Tony Cozier reports in The Cricketer on the first test between West Indies and Australia in Jamaica, a high-scoring draw. I notice that Rod Marsh was out hit wicket for 97, so the air would have been as blue as the sea.
Of the five tests featured this month, only one was not drawn. The rest were all a day or so off a definitive result. Such matches are now quite unusual. It is a paradox that now, when test cricket’s existence is under threat, the long form of the game itself is much more entertaining than it was fifty years ago.
Both magazines devote several pages to events in South Africa, particularly the recent tour by the DH Robins XI, ostensibly a private affair but bearing a marked resemblance to an England A team, including Bob Willis, John Hampshire, John Lever, Frank Hayes and several other future test players.
You wouldn’t think it possible to devote seven pages to cricket in the Cape in this era without using the word Apartheid, but they manage it. The extent of the self-delusion is massive, that cricket can exist in splendid isolation, free of all social and political context, and that the non-white populations should be content with a small amount of money to improve facilities and a few days’ coaching.
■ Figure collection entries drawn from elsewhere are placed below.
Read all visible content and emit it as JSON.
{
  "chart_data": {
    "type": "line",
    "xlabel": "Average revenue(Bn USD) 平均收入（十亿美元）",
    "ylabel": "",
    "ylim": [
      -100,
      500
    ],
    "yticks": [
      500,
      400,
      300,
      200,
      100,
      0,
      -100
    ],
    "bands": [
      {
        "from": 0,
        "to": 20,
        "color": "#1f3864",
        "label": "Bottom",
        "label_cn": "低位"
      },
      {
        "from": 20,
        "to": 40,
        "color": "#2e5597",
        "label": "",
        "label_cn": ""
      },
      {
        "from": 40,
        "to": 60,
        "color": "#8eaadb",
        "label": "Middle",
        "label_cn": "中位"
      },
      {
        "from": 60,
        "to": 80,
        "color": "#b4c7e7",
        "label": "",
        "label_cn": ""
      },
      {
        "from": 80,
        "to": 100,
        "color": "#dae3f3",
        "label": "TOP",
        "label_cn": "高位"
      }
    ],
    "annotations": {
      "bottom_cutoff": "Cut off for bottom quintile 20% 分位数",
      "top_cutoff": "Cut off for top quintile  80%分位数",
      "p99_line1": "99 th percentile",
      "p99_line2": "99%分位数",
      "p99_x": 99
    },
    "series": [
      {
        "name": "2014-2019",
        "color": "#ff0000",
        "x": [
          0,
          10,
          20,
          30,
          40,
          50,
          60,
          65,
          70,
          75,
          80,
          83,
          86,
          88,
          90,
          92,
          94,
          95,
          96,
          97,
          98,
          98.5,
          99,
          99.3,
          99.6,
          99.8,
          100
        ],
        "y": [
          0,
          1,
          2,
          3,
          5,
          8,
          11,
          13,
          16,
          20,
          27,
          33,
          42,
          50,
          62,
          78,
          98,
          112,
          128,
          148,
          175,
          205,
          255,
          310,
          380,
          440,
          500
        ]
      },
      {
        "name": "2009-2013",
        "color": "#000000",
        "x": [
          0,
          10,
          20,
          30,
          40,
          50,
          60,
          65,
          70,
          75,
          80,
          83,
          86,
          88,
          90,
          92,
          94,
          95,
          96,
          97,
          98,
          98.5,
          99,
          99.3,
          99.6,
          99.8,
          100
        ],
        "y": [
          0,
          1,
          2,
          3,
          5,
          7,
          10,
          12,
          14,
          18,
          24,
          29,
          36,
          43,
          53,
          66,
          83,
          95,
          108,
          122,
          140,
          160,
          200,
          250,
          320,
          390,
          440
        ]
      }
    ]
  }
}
Gordon Ross reported on his recent visit to the Republic. After two pages of crayfish mayonnaise and trips to the races he eventually addresses the issue, but shamefully so:
We paused for some time at the section reserved for the Coloureds [at Newlands]. How absorbed they were in the cricket; how magnificently behaved they were. I couldn’t help but see in the mind’s eye, a D’Oliveira somewhere among them, and fervently hoped that they might enjoy better facilities than ‘Dolly’ did. I am interested only in cricket and cricketers; not politics, race or colour. I only wish somewhere there was a solution to it all.
There was Gordon, yes there was.
Alan Gibson reviews four books by the same author, who, having been dead for 57 years, was in no position to rebut; it was WG Grace, or rather, his ghostwriters.
Of course, the books were ‘ghosted’, though that practice was not quite so common in his day as it is in ours, nor so widely accepted by the public. Had WG been exposed on television, his most innocent admirers might have wondered where all those fine phrases came from.
Arthur Porritt held the pen for what Gibson considers the best of these books. In his own autobiography, Porritt describes the challenges of this collaboration:
Grace was choke full of cricketing history, experience and reminiscences, but he was a singularly inarticulate man, and had he been left to write his own cricketing biography it would never have seen the light. …Grace accepted me as collaborator with his utmost heartiness, and, although the task of getting the material from him was almost heartbreaking, I enjoyed the work immensely.
The Cricketer has an account by Mike Brearley on his winter travels, first in India, covering the first three tests for The Guardian and The Observer, then in the Caribbean, guesting for Kent, as described in the March editions. He reflects on the challenge of being a current player who turns reporter.
I found cricket-watching enhanced by the journalistic duty; my concentration was sharper and I like having to formulate my response to the day’s play…As a colleague of the players I felt faintly inhibited from any harsh words I might have thought, partly by a sense of solidarity in the face of a public which can be unappreciative, partly by the fear that criticism from me might be taken to imply a belief in my own ability to do better.